Do spammers really leave referrers? 2006/9/18, Gabor Hojtsy <gabor@hojtsy.hu>:
We have some .htaccess directives at weblabor.hu to cut down on pointless CPU usage. One is denying requests based on referers (which is trackback related too).
SetEnvIfNoCase Referer ".*(casino).*" BadReferrer SetEnvIfNoCase Referer ".*(pharmacy).*" BadReferrer SetEnvIfNoCase Referer ".*(gambling).*" BadReferrer SetEnvIfNoCase Referer ".*(poker).*" BadReferrer SetEnvIfNoCase Referer ".*(pills).*" BadReferrer deny from env=BadReferrer
Also if you would like to send a proper(!) "Gone" HTTP code to user agents who try to request your previously available trackback URLs, you can do:
RewriteCond %{REQUEST_FILENAME} !-f RewriteRule ^trackback - [G]
This sends a "Gone" HTTP status to the requester.

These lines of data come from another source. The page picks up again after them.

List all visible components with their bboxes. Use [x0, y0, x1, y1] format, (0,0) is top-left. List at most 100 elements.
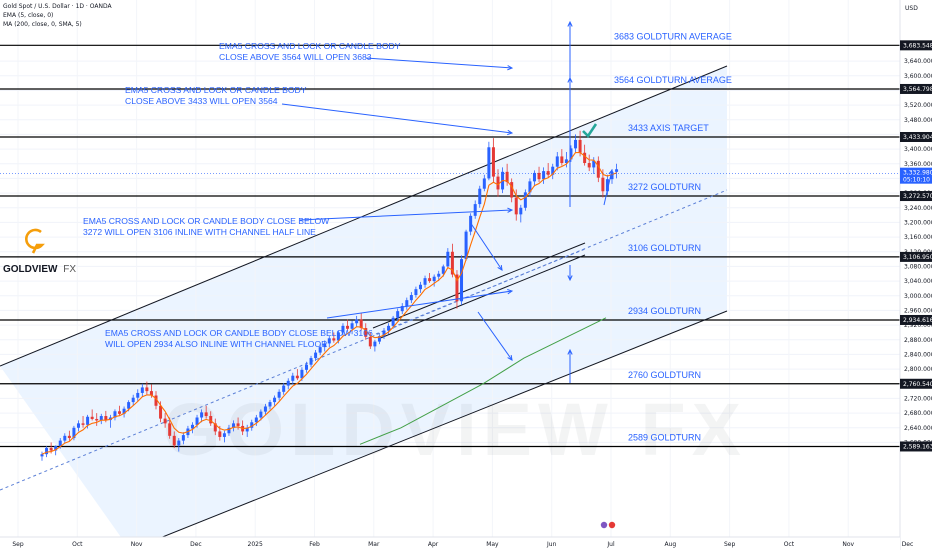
candle-body [172, 435, 176, 446]
candle-body [181, 435, 185, 441]
candle-body [578, 139, 582, 153]
level-badge [900, 251, 932, 262]
event-icons [600, 521, 616, 529]
candle-body [81, 423, 85, 425]
price-tick-label: 2,640.000 [904, 425, 932, 432]
price-tick-label: 3,040.000 [904, 278, 932, 285]
candle-body [49, 447, 53, 451]
grid [0, 0, 908, 537]
arrow-note-1 [365, 57, 514, 71]
price-tick-label: 3,520.000 [904, 102, 932, 109]
candle [373, 339, 377, 352]
ema-indicator-label[interactable]: EMA (5, close, 0) [3, 12, 54, 19]
candle [455, 270, 459, 309]
candle-body [564, 159, 568, 164]
price-axis[interactable]: 3,640.0003,600.0003,560.0003,520.0003,48… [899, 0, 932, 550]
candle-body [177, 440, 181, 446]
level-label: 3272 GOLDTURN [628, 182, 701, 192]
candle [140, 383, 144, 397]
price-tick-label: 3,480.000 [904, 117, 932, 124]
candle-body [409, 295, 413, 301]
arrow-head [507, 65, 514, 71]
current-price-countdown: 05:10:10 [903, 177, 930, 184]
symbol-title[interactable]: Gold Spot / U.S. Dollar · 1D · OANDA [3, 3, 112, 10]
arrow-shaft [365, 57, 513, 69]
candle [81, 416, 85, 428]
channel-lower-line [129, 310, 728, 550]
candle-body [537, 172, 541, 180]
level-label: 2760 GOLDTURN [628, 370, 701, 380]
candle-body [528, 181, 532, 193]
candle [282, 383, 286, 395]
candle [432, 274, 436, 287]
candle-body [455, 274, 459, 302]
candle [286, 378, 290, 390]
arrow-head [507, 207, 514, 213]
level-badge [900, 441, 932, 452]
candle [40, 451, 44, 461]
candle [405, 297, 409, 310]
candle [491, 138, 495, 183]
level-labels: 3683 GOLDTURN AVERAGE 3564 GOLDTURN AVERA… [614, 31, 732, 442]
candle-body [163, 418, 167, 424]
candle [428, 273, 432, 283]
candle [259, 409, 263, 421]
candle-body [314, 352, 318, 359]
candle [72, 425, 76, 441]
candle [190, 422, 194, 434]
annotation-line: WILL OPEN 2934 ALSO INLINE WITH CHANNEL … [105, 339, 327, 349]
candle [583, 144, 587, 166]
level-label: 3433 AXIS TARGET [628, 123, 709, 133]
time-tick-label: Sep [724, 541, 736, 548]
candle-body [327, 338, 331, 344]
candle-body [104, 416, 108, 421]
annotation-line: EMA5 CROSS AND LOCK OR CANDLE BODY CLOSE… [83, 216, 330, 226]
arrow-head [507, 289, 514, 295]
candle [245, 424, 249, 437]
candle-body [263, 406, 267, 412]
price-tick-label: 3,240.000 [904, 205, 932, 212]
candle-body [45, 447, 49, 455]
candle-body [113, 411, 117, 418]
level-badge [900, 132, 932, 142]
candle [487, 141, 491, 181]
level-label: 2934 GOLDTURN [628, 306, 701, 316]
ma-indicator-label[interactable]: MA (200, close, 0, SMA, 5) [3, 21, 82, 28]
candle-body [373, 341, 377, 347]
candle-body [309, 358, 313, 365]
candle-body [90, 416, 94, 419]
annotation-line: CLOSE ABOVE 3433 WILL OPEN 3564 [125, 96, 278, 106]
candle [309, 355, 313, 368]
level-label: 3683 GOLDTURN AVERAGE [614, 31, 732, 41]
candle-body [519, 207, 523, 215]
price-tick-label: 2,920.000 [904, 322, 932, 329]
time-tick-label: Jun [546, 541, 557, 548]
ema-5-line [41, 152, 617, 455]
annotation-line: EMA5 CROSS AND LOCK OR CANDLE BODY [125, 85, 307, 95]
arrow-head [567, 275, 573, 282]
candle-body [496, 176, 500, 190]
check-icon [582, 123, 598, 139]
arrow-up-recent [603, 168, 614, 206]
candle-body [532, 172, 536, 182]
candle-body [505, 171, 509, 183]
candle [596, 156, 600, 183]
candle-body [514, 197, 518, 215]
time-tick-label: Mar [368, 541, 380, 548]
candle [181, 432, 185, 445]
time-axis[interactable]: Sep Oct Nov Dec 2025 Feb Mar Apr May Jun Jul Aug Sep… [0, 536, 913, 550]
channel-mid-line [0, 189, 728, 491]
channel-fill [0, 66, 727, 550]
candle [574, 134, 578, 153]
candle [564, 152, 568, 168]
candle [546, 163, 550, 178]
candle [537, 166, 541, 183]
candle [295, 369, 299, 381]
candle-body [149, 391, 153, 396]
candle [587, 154, 591, 172]
candle-body [72, 427, 76, 439]
candle [318, 344, 322, 356]
level-label: 2589 GOLDTURN [628, 432, 701, 442]
candle [528, 178, 532, 197]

This is better then an "Access denied" status, since you explictly state that the resource does not exist anymore, and any reference to it should be removed. The actual difference in meaning is only relevant for well-behaving bots, not the spammers, but it is nice to accurately inform well-behaving bots about the situation.